CHAPTER VII.

Thus matters continued for two years. Elsie was now a grown young woman, and her school was regularly established. Her's was a happy and contented time—

"Never feeling of unrest
Broke the pleasant dream she dreamed.
Only made to be her nest
All that lovely valley seemed,
No desire of soaring higher
Stirred or flattered in her breast."

Even had she desired to move, the presence of Mrs. McAravey would have rendered it impossible. Though much softened and improved, the old woman had scarcely become an agreeable companion. The hard, Covenanting leaven had moulded her from childhood, and though of late years she had been touched by a gentler spirit, it was impossible that habits of a lifetime should be entirely eradicated. She suffered much pain, borne for the most part uncomplainingly, and was now nearly helpless. Elsie was not the sort of person to think herself a martyr. Indeed, it never occurred to her that, in thus watching and consoling the declining years of this poor, decrepid old body, she was even performing a noble, and at times fatiguing and painful, duty. She took it all as a matter of course. It came to her in the order of Providence, and formed an element and feature in the state of life to which it had pleased God to call her, and in which she had resolved by the Divine blessing to do her duty.
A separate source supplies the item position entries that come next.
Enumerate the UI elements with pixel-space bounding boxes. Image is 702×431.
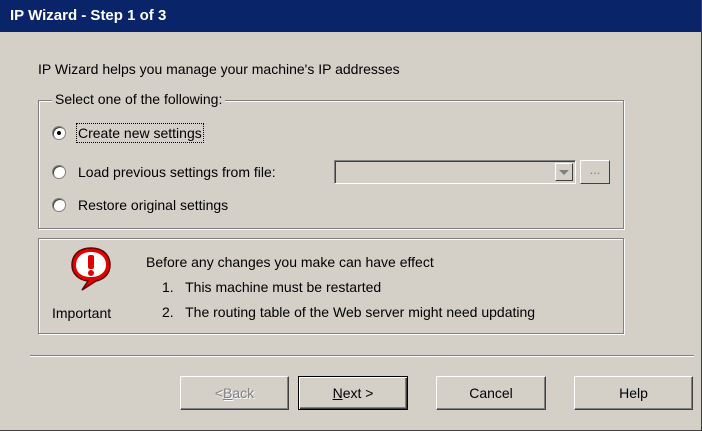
settings-file-combobox[interactable]: [334, 160, 576, 184]
ip-wizard-dialog: IP Wizard - Step 1 of 3 IP Wizard helps …: [0, 0, 702, 431]
notice-item-1: 1. This machine must be restarted: [162, 279, 381, 295]
next-button[interactable]: Next >: [298, 376, 408, 410]
back-mnemonic: B: [223, 385, 233, 401]
notice-item-number: 1.: [162, 279, 174, 295]
radio-label-restore[interactable]: Restore original settings: [78, 197, 228, 213]
next-rest: ext >: [342, 385, 374, 401]
back-rest: ack: [232, 385, 255, 401]
notice-heading: Before any changes you make can have eff…: [146, 254, 434, 270]
notice-item-text: This machine must be restarted: [185, 279, 382, 295]
notice-item-text: The routing table of the Web server migh…: [185, 304, 536, 320]
intro-text: IP Wizard helps you manage your machine'…: [38, 61, 400, 77]
help-button[interactable]: Help: [574, 376, 693, 410]
notice-item-number: 2.: [162, 304, 174, 320]
cancel-button[interactable]: Cancel: [436, 376, 546, 410]
radio-button[interactable]: [52, 198, 66, 212]
back-prefix: <: [214, 385, 224, 401]
radio-restore-original-settings[interactable]: Restore original settings: [52, 197, 228, 213]
radio-load-previous-settings[interactable]: Load previous settings from file:: [52, 164, 276, 180]
dropdown-button[interactable]: [555, 163, 573, 181]
notice-item-2: 2. The routing table of the Web server m…: [162, 304, 535, 320]
separator-line: [30, 355, 694, 357]
window-title: IP Wizard - Step 1 of 3: [0, 0, 701, 32]
exclamation-balloon-icon: [71, 247, 111, 291]
radio-button[interactable]: [52, 165, 66, 179]
radio-label-create[interactable]: Create new settings: [76, 123, 204, 143]
important-label: Important: [52, 305, 112, 321]
radio-label-load[interactable]: Load previous settings from file:: [78, 164, 276, 180]
radio-button-selected[interactable]: [52, 126, 66, 140]
next-mnemonic: N: [332, 385, 343, 401]
back-button[interactable]: < Back: [180, 376, 289, 410]
radio-create-new-settings[interactable]: Create new settings: [52, 123, 204, 143]
options-group-legend: Select one of the following:: [52, 91, 226, 107]
browse-button[interactable]: ...: [580, 160, 610, 184]
chevron-down-icon: [559, 169, 569, 175]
Thus matters might long have held their quiet course had it not been for Jim. As it has been said, he was very different in disposition from Elsie. Restless, eager, and full of curiosity, he could not understand her placid yet cheerful nature. He knew not the secret of her inner life, and of the way in which that life animated and directed the outer. The young man saw less and less of Tor Glen, having now obtained a good situation in a flax store at Ballymena.

Some little time previous Elsie and Jim had both been confirmed; and since that event the Rev. Cooper Smith and George Hendrick had had several consultations with regard to them. They were very unwilling to disturb the minds of the young people, nor had they anything definite to impart; yet it did not seem right to keep them in ignorance of what was known or suspected as to their parentage. Jim, moreover, had displayed a good deal of curiosity on the subject, and had questioned Hendrick as to the meaning of the reports that had come to his ever open ears about old McAravey's knowledge of the drowned woman.
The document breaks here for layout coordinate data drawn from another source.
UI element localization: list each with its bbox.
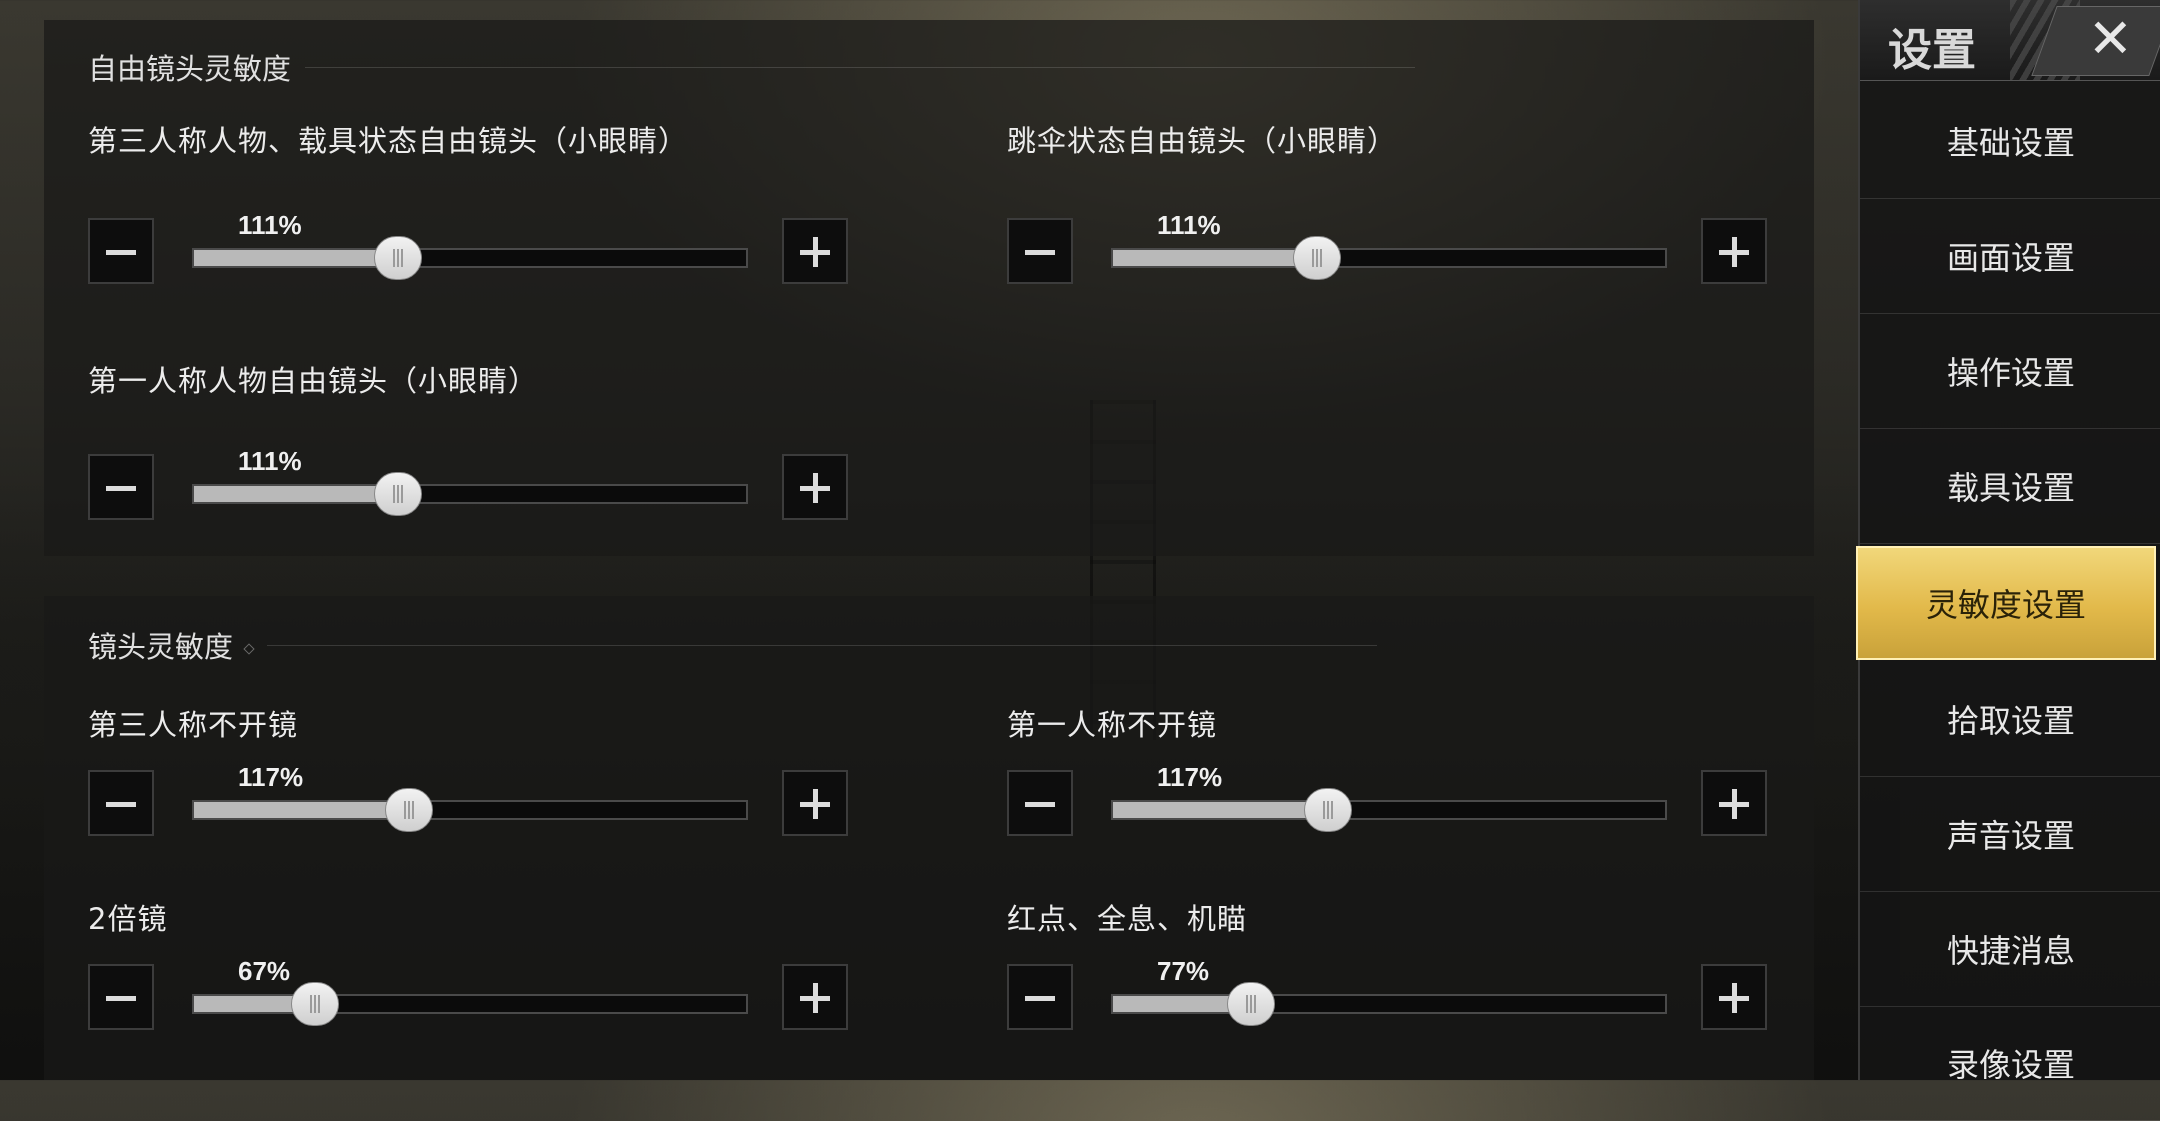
slider-fill [1113,250,1318,266]
sidebar-item-quick-message[interactable]: 快捷消息 [1860,892,2160,1007]
slider-2x-scope: 67% [88,956,858,1036]
slider-value: 111% [238,446,302,476]
slider-track[interactable] [192,788,748,832]
slider-track[interactable] [192,982,748,1026]
slider-value: 111% [238,210,302,240]
decrease-button[interactable] [88,964,154,1030]
slider-tpp-no-scope: 117% [88,762,858,842]
slider-track[interactable] [192,472,748,516]
free-look-title: 自由镜头灵敏度 [88,46,1416,88]
minus-icon [106,486,136,491]
sidebar-item-graphics[interactable]: 画面设置 [1860,199,2160,314]
slider-value: 117% [238,762,304,792]
slider-thumb[interactable] [291,982,340,1026]
slider-label-fpp-freelook: 第一人称人物自由镜头（小眼睛） [88,364,539,398]
slider-parachute-freelook: 111% [1007,210,1777,290]
sidebar-item-vehicle[interactable]: 载具设置 [1860,429,2160,544]
slider-track[interactable] [192,236,748,280]
slider-thumb[interactable] [1293,236,1342,280]
slider-label-parachute-freelook: 跳伞状态自由镜头（小眼睛） [1007,124,1398,158]
settings-sidebar: 设置 ✕ 基础设置 画面设置 操作设置 载具设置 灵敏度设置 拾取设置 声音设置… [1856,0,2160,1121]
slider-fpp-no-scope: 117% [1007,762,1777,842]
diamond-icon [243,643,255,655]
slider-thumb[interactable] [1304,788,1353,832]
sidebar-item-audio[interactable]: 声音设置 [1860,777,2160,892]
slider-fill [194,250,399,266]
slider-track[interactable] [1111,982,1667,1026]
camera-sensitivity-title: 镜头灵敏度 [88,624,1378,666]
minus-icon [106,996,136,1001]
minus-icon [1025,250,1055,255]
decrease-button[interactable] [88,218,154,284]
slider-label-2x-scope: 2倍镜 [88,902,168,936]
decrease-button[interactable] [88,454,154,520]
increase-button[interactable] [782,218,848,284]
sidebar-header: 设置 ✕ [1860,0,2160,81]
slider-thumb[interactable] [374,236,423,280]
decrease-button[interactable] [88,770,154,836]
slider-red-dot-holo: 77% [1007,956,1777,1036]
slider-thumb[interactable] [1227,982,1275,1026]
sidebar-item-basic[interactable]: 基础设置 [1860,84,2160,199]
settings-title: 设置 [1888,25,1976,76]
sidebar-item-pickup[interactable]: 拾取设置 [1860,662,2160,777]
slider-thumb[interactable] [374,472,423,516]
slider-track[interactable] [1111,236,1667,280]
slider-tpp-vehicle-freelook: 111% [88,210,858,290]
slider-fill [194,802,410,818]
free-look-panel: 自由镜头灵敏度 第三人称人物、载具状态自由镜头（小眼睛） 111% 跳伞状态自由… [44,20,1814,556]
camera-sensitivity-panel: 镜头灵敏度 第三人称不开镜 117% 第一人称不开镜 117% 2倍镜 67% … [44,596,1814,1080]
slider-value: 117% [1157,762,1223,792]
slider-label-tpp-no-scope: 第三人称不开镜 [88,708,299,742]
decrease-button[interactable] [1007,770,1073,836]
increase-button[interactable] [1701,964,1767,1030]
slider-value: 77% [1157,956,1210,986]
increase-button[interactable] [782,770,848,836]
decrease-button[interactable] [1007,964,1073,1030]
sidebar-item-sensitivity[interactable]: 灵敏度设置 [1856,546,2156,660]
increase-button[interactable] [782,964,848,1030]
minus-icon [106,250,136,255]
slider-fpp-freelook: 111% [88,446,858,526]
sidebar-item-controls[interactable]: 操作设置 [1860,314,2160,429]
increase-button[interactable] [1701,218,1767,284]
decrease-button[interactable] [1007,218,1073,284]
slider-label-tpp-vehicle-freelook: 第三人称人物、载具状态自由镜头（小眼睛） [88,124,689,158]
slider-label-red-dot-holo: 红点、全息、机瞄 [1007,902,1248,936]
minus-icon [1025,996,1055,1001]
slider-fill [1113,802,1329,818]
slider-fill [194,486,399,502]
increase-button[interactable] [1701,770,1767,836]
slider-label-fpp-no-scope: 第一人称不开镜 [1007,708,1218,742]
close-icon: ✕ [2087,7,2133,70]
slider-thumb[interactable] [385,788,434,832]
slider-value: 111% [1157,210,1221,240]
slider-value: 67% [238,956,291,986]
increase-button[interactable] [782,454,848,520]
minus-icon [1025,802,1055,807]
minus-icon [106,802,136,807]
sidebar-item-replay[interactable]: 录像设置 [1860,1006,2160,1121]
slider-track[interactable] [1111,788,1667,832]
At length it was resolved that Elsie and Jim should be invited to the rectory on a Saturday afternoon, and the whole matter fully explained. All being assembled on the day named, the rector briefly repeated what McAravey had said on his death-bed, as it had been told to him by Hendrick. It appeared that before the old man's death the locket had been brought out from its place of concealment, and, in presence of the priest, handed over to Hendrick, who had next day brought it to the rector. Upon investigation the locket had been found to contain the portrait of a man, and also a small folded piece of paper. The face was intelligent and powerful, but by no means pleasing. The eyes were eager and piercing, the lines about the mouth firm and deep-cut; the features in general somewhat coarse, and plainly those of a man in the lower walks of life, and one accustomed to hard toil both of mind and body. The paper had proved to be the pawn ticket of a watch pledged in Belfast for the sum of one pound, the name upon it being Henderson. Mr. Smith had redeemed the watch, which now lay before him with the locket on the table.
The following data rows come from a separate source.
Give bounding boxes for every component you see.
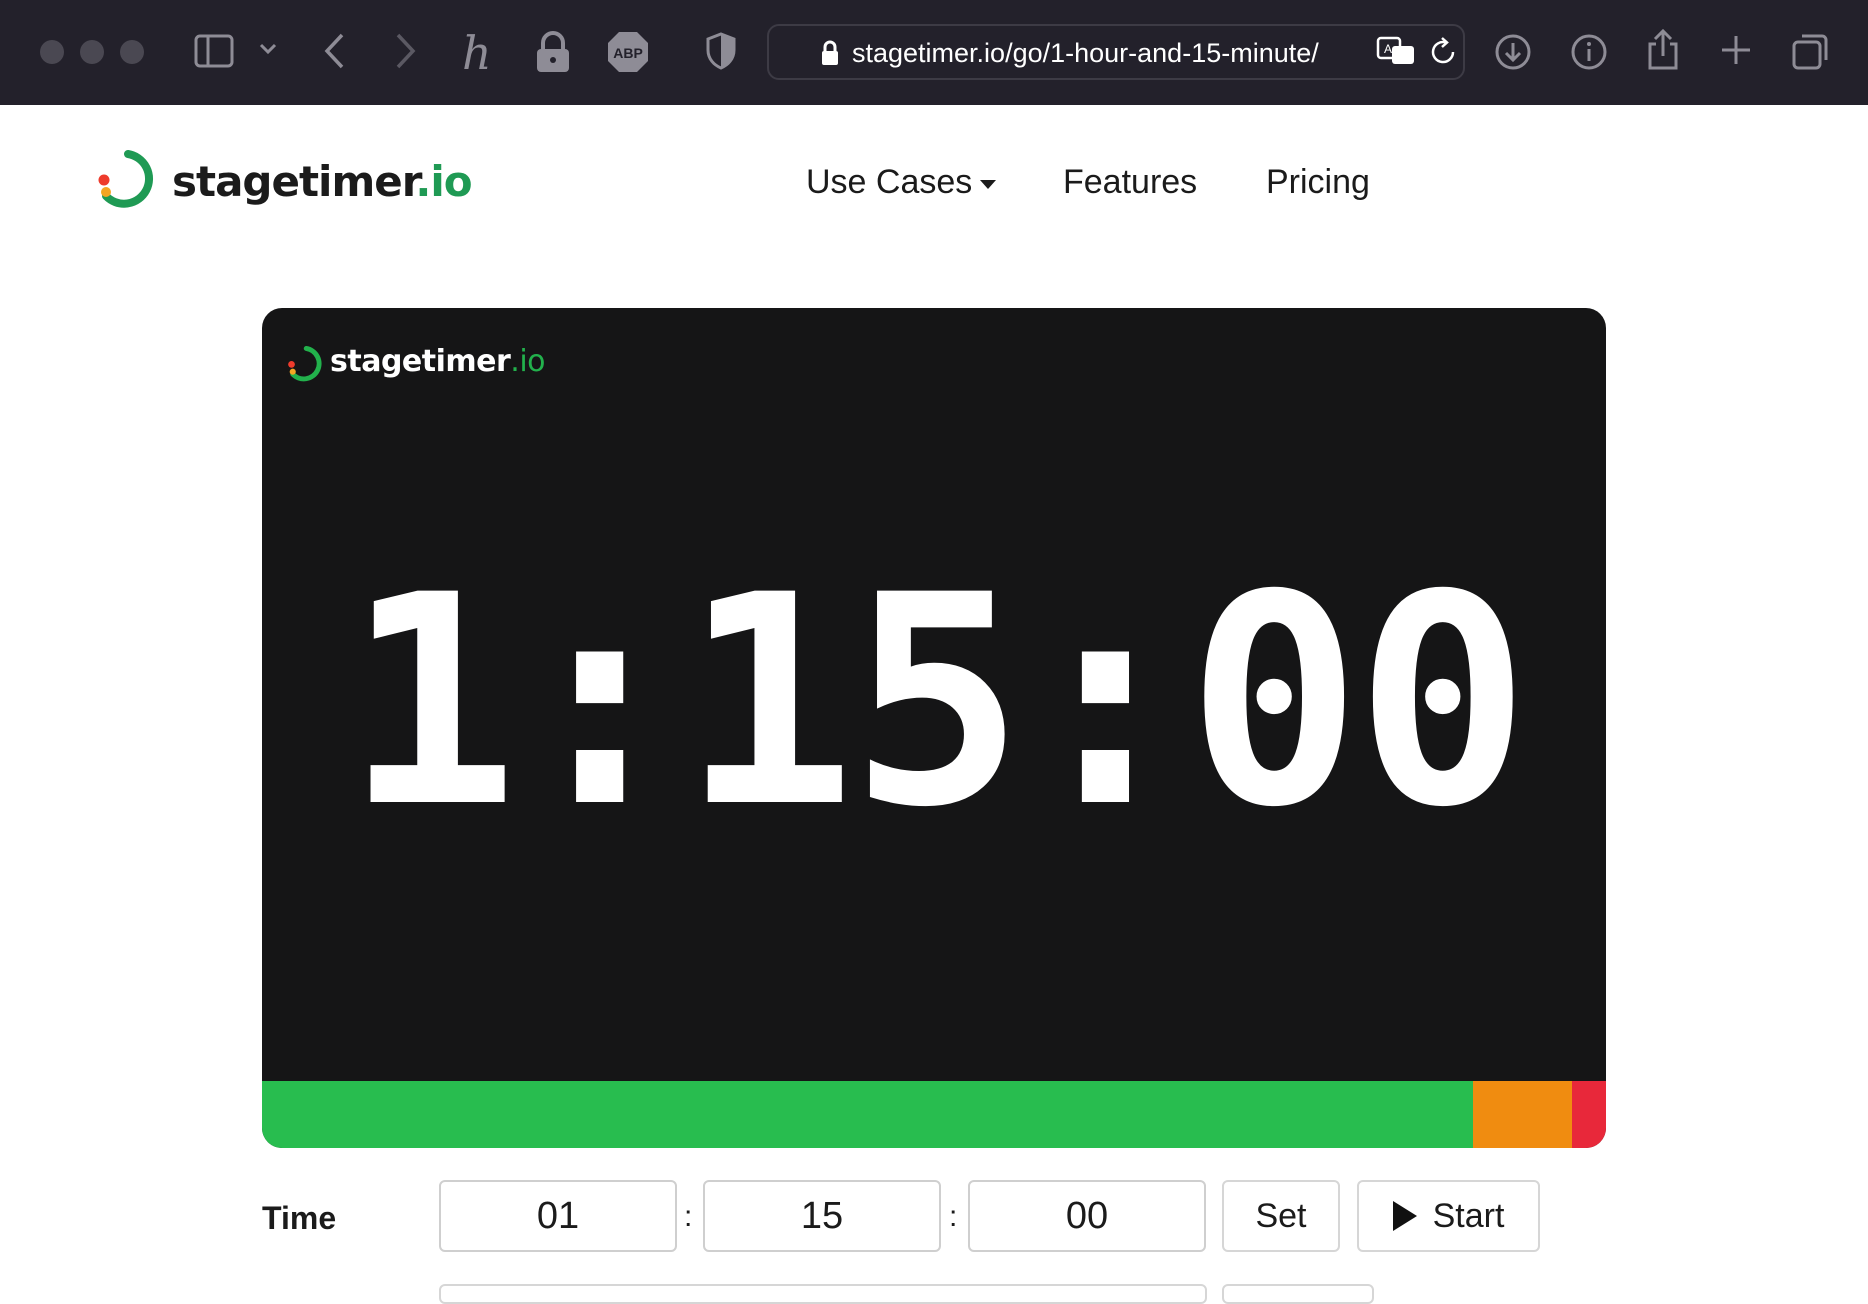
timer-display-panel: stagetimer.io 1:15:00 bbox=[262, 308, 1606, 1148]
share-icon[interactable] bbox=[1646, 28, 1680, 72]
tab-overview-icon[interactable] bbox=[1792, 32, 1830, 70]
reload-icon[interactable] bbox=[1428, 36, 1458, 68]
translate-icon[interactable]: A bbox=[1376, 36, 1418, 68]
back-icon[interactable] bbox=[322, 32, 346, 70]
nav-pricing[interactable]: Pricing bbox=[1266, 163, 1370, 202]
lock-icon bbox=[820, 40, 840, 66]
sidebar-icon[interactable] bbox=[194, 34, 234, 68]
countdown-display: 1:15:00 bbox=[343, 534, 1530, 871]
zoom-window-button[interactable] bbox=[120, 40, 144, 64]
progress-segment-red bbox=[1572, 1081, 1606, 1148]
time-label: Time bbox=[262, 1200, 337, 1236]
site-logo-icon[interactable] bbox=[96, 150, 156, 217]
honey-extension-icon[interactable]: h bbox=[462, 26, 492, 80]
secondary-button[interactable] bbox=[1222, 1284, 1374, 1304]
progress-segment-green bbox=[262, 1081, 1473, 1148]
download-icon[interactable] bbox=[1494, 33, 1532, 71]
start-button[interactable]: Start bbox=[1357, 1180, 1540, 1252]
panel-logo-icon bbox=[286, 346, 324, 389]
time-separator: : bbox=[949, 1200, 958, 1233]
nav-use-cases[interactable]: Use Cases bbox=[806, 163, 997, 202]
seconds-input[interactable] bbox=[968, 1180, 1206, 1252]
panel-brand: stagetimer.io bbox=[330, 344, 546, 379]
chevron-down-icon[interactable] bbox=[258, 42, 278, 56]
play-icon bbox=[1392, 1201, 1417, 1231]
info-icon[interactable] bbox=[1570, 33, 1608, 71]
forward-icon[interactable] bbox=[394, 32, 418, 70]
shield-icon[interactable] bbox=[706, 32, 736, 70]
message-input[interactable] bbox=[439, 1284, 1207, 1304]
nav-features[interactable]: Features bbox=[1063, 163, 1197, 202]
new-tab-icon[interactable] bbox=[1720, 34, 1752, 66]
svg-text:ABP: ABP bbox=[613, 45, 643, 61]
caret-down-icon bbox=[980, 179, 997, 189]
svg-text:A: A bbox=[1384, 42, 1392, 56]
minutes-input[interactable] bbox=[703, 1180, 941, 1252]
set-button[interactable]: Set bbox=[1222, 1180, 1340, 1252]
site-brand[interactable]: stagetimer.io bbox=[172, 157, 473, 206]
adblock-plus-icon[interactable]: ABP bbox=[606, 30, 650, 74]
progress-segment-orange bbox=[1472, 1081, 1573, 1148]
browser-toolbar: h ABP stagetimer.io/go/1-hour-and-15-min… bbox=[0, 0, 1868, 105]
close-window-button[interactable] bbox=[40, 40, 64, 64]
lock-extension-icon[interactable] bbox=[534, 30, 572, 74]
hours-input[interactable] bbox=[439, 1180, 677, 1252]
url-text[interactable]: stagetimer.io/go/1-hour-and-15-minute/ bbox=[852, 38, 1319, 69]
time-separator: : bbox=[684, 1200, 693, 1233]
minimize-window-button[interactable] bbox=[80, 40, 104, 64]
progress-bar bbox=[262, 1081, 1606, 1148]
"You see, Elsie," he said, turning to the girl, whose eyes were full of tears, "we have but slight evidence to show either that this is your father's portrait, or that the poor creature who came to so untimely an end was your mother. It is curious that the name on the ticket is Henderson, while McAravey said the person who brought you and Jim to him was called Davison or Davis, or something like that. Of course it is quite possible the poor creature did not like to give her right name at a pawn office. What do you think?"

"I have always felt as if she was my mother," said Elsie; "and I should be glad if it turned out so. It seems very probable."